“Right now?” This conversation can’t wait until tomorrow. It has to happen tonight. If we wait, I might lose my gumption.
Nate breathes into the phone. “I’ll be right there. Sit tight.”
I hang up the phone and glimpse what I’m wearing — a pair of grey sweatpants and an oversized University of Maine sweatshirt. This won’t work.
With newfound energy I never possess after dinner, I make it to my bedroom and swap out the outfit for ripped jeans and a tight, but not too tight pink blouse I like to wear for job interviews.
I stop in front of the mirror and check out my outfit. Shit. This won’t work. He’ll question why I’m dressed up again going to a job interview at nine o’clock at night. I have to be smooth, calm, unassuming. Pretend like I haven’t been affected by him being gone the last two days.
In the end, there is no time for an outfit change because Nate doesn’t stop and knock at the door. He walks right in like he’s always done.
How did I forget he has a key?
“Josie?” He yells, in a quiet whisper into the apartment.
I dart out of my bedroom cursing the outfit choice. “Coming.”
Nate meets me in the hallway. “Is everything okay? You sounded upset on the phone.”
With a deep breath, I go for it. I hug him, clutching to his chest like I’m scared if I let go he’ll fade away, but eventually I have to drop my hands and take a step back so I can face Nate.
“Nate, I was upset. I’m stupid and I’m so sorry for what I said on Monday. It was only because I was upset over losing my job and they kicked Emma out of daycare.”
His eyebrows pinch together. “They kickedmyEmma out of daycare?” I refuse to believe his use of “my Emma” means he still has feelings for us. I can’t get my hopes up.
“Yes, but it’s a long story.” I don’t want to get into it right now. “I’m sorry and I miss you. I would like us to get back to where we were before.” Before I went stupid and ruined everything. I leave that part out.
Nate stares at me… and blinks… and then he stares at me more. What he doesn’t do is start talking.
Oh screw it. The hopes are up that he’ll accept my apology and we’ll live happily ever after.
After what feels like a decade, he shakes his head no. “I’m sorry, Josie.”
My heart crumbles. All the wishes and dreams and hopes I had for us break down and fly away in the slight breeze when the central air kicks on.
My worst fears come true. I pushed away the best thing that’s ever happened to me since having Emma. I tossed the best guy the world has ever seen. The best one I stood a chance with. If I can’t make it work with Nate, there’s no hope for me in the future.
15
“You broke my heart, Josie. All I wanted to do was be there for you and you pushed me away like I didn’t mean anything.”
“You mean the world to me, Nate.

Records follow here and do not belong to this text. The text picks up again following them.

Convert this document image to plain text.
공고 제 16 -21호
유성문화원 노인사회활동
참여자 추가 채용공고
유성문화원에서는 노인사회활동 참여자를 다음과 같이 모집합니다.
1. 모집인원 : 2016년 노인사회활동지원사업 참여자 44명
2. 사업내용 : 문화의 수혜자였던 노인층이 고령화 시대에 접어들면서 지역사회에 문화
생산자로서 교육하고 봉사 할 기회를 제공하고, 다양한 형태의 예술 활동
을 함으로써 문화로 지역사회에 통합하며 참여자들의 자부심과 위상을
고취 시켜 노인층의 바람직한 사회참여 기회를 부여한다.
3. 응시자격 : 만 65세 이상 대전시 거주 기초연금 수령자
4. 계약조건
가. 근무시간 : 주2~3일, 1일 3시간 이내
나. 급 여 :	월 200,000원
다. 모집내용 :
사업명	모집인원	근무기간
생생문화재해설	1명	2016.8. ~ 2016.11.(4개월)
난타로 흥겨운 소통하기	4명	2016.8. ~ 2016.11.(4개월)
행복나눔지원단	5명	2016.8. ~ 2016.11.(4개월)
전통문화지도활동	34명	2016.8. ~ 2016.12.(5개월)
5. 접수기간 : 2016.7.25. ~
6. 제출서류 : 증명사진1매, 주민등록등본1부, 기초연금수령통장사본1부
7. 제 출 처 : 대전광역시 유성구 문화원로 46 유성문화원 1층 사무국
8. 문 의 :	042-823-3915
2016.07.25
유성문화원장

I was being stupid and emotional.”
“And what happens the next time you have a bad day? Would you do it again?”
“Never,” I promise.
He shakes his head no again. “I just don’t know, Josie. You brought me into your house and I got attached to Emma and you. I don’t want to go back and forth. If I’m here, I want to be here forever.”
I reach for his chest but he steps back. “I want you here forever, Nate.”
He takes another step back, putting even more distance between us. “I need some time to think about it. You did a number on me and I spent the last few days thinking about how not to let that happen again.”
“It won’t happen again.”
“You told me you wanted to be an independent woman and I don’t want to take that chance away from you,” he says, halfway back to the door.
I don’t know what to say to make him stay. Or if there even is anything I could say to stop the destruction from happening.